Die Justizministerin entscheidet über das Gnadengesuch des NS-Täters Oskar Gröning.

Von Annette Ramelsberger

Nicht, dass diese Frau vor Urteilen zurückschreckt, das sicher nicht. Sie hat in ihrem Leben als Richterin Hunderte Menschen für Jahre oder gar Jahrzehnte ins Gefängnis geschickt, Terroristen, Mörder, Vergewaltiger. Aber dieses wird nun ihre erste große politische Entscheidung.

Barbara Havliza ist gerade mal dreieinhalb Monate im Amt als Justizministerin von Niedersachsen und muss nun etwas entscheiden, das bundesweit, vielleicht weltweit beachtet wird. Sie muss sich damit auseinandersetzen, ob der verurteilte NS-Täter Oskar Gröning mit 96 Jahren noch in Haft gehen muss oder ob er seine letzte Zeit in Freiheit verbringen darf. Er hat sie um Gnade gebeten. Und nur sie kann ihm diese Gnade gewähren.

Havliza, 59 Jahre alt, gebürtige Dortmunderin, Mutter von zwei erwachsenen Kindern, wird wohl nicht lange fackeln. Zehn Jahre lang war sie Richterin am Oberlandesgericht Düsseldorf, sie galt als zupackend und geradeheraus. So wird vermutlich auch Oskar Gröning nicht lange auf ihre Entscheidung warten müssen. Dafür sorgt schon die Niedersächsische Gnadenordnung, die vorschreibt, dass Gnadengesuche beschleunigt zu bearbeiten sind.
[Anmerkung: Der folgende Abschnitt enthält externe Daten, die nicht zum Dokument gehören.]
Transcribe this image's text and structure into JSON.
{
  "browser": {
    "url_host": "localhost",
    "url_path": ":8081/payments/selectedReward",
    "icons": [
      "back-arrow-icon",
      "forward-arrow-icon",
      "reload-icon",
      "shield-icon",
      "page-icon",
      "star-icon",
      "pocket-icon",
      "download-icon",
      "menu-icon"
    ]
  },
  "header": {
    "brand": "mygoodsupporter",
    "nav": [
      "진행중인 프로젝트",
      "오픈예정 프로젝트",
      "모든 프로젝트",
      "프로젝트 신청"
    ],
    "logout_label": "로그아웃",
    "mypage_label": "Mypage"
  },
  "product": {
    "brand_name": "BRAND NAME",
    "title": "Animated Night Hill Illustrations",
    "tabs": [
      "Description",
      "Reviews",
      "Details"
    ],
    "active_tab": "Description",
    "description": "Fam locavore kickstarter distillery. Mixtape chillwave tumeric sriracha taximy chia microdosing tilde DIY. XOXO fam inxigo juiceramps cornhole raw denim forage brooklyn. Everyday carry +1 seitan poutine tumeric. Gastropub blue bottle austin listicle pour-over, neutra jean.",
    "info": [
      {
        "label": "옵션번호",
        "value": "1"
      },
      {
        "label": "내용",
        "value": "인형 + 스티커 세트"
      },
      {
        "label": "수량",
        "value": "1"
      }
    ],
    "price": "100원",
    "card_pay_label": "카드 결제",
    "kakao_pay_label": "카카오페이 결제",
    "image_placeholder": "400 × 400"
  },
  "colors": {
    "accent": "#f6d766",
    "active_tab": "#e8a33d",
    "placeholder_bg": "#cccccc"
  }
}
Am Freitag war die Ministerin noch im Bundesrat in Berlin, aber man kann davon ausgehen, dass sie schon am Wochenende die Akten sichtete. Darin steht, dass der junge Mann als "Buchhalter von Auschwitz" den deportierten Menschen an der Rampe die Wertsachen abnahm und an die SS weiterleitete. Das Landgericht Lüneburg verurteilte ihn 2015 wegen Beihilfe zu 300 000-fachem Mord zu vier Jahren Haft. Er habe die Mordmaschinerie von Auschwitz am Laufen gehalten. Gröning hat - im Gegensatz zu anderen NS-Tätern - seine Schuld anerkannt und Reue gezeigt.

Das Bundesverfassungsgericht erklärte im Dezember 2017, das hohe Alter stehe einer Inhaftierung nicht im Wege. Aber, und das ist die eigentliche Frage, die Menschenwürde gebietet es, dass auch ein Verurteilter die Chance haben muss, nach der Haft wieder in Freiheit zu kommen. Und dieses Ende dürfe nicht "auf einen von Siechtum und Todesnähe gekennzeichneten Lebensrest" reduziert sein, schrieb das Verfassungsgericht. Hat diese Chance ein 96-Jähriger? Oder ist der Gang in die Zelle sein letzter Gang? Und noch eine Frage schwingt mit: Zeigt sich die deutsche Justiz, die nach dem Krieg jahrzehntelang NS-Täter geschont hat, in diesem Fall besonders hart, um ein Exempel zu statuieren? Um vom eigenen Versagen abzulenken?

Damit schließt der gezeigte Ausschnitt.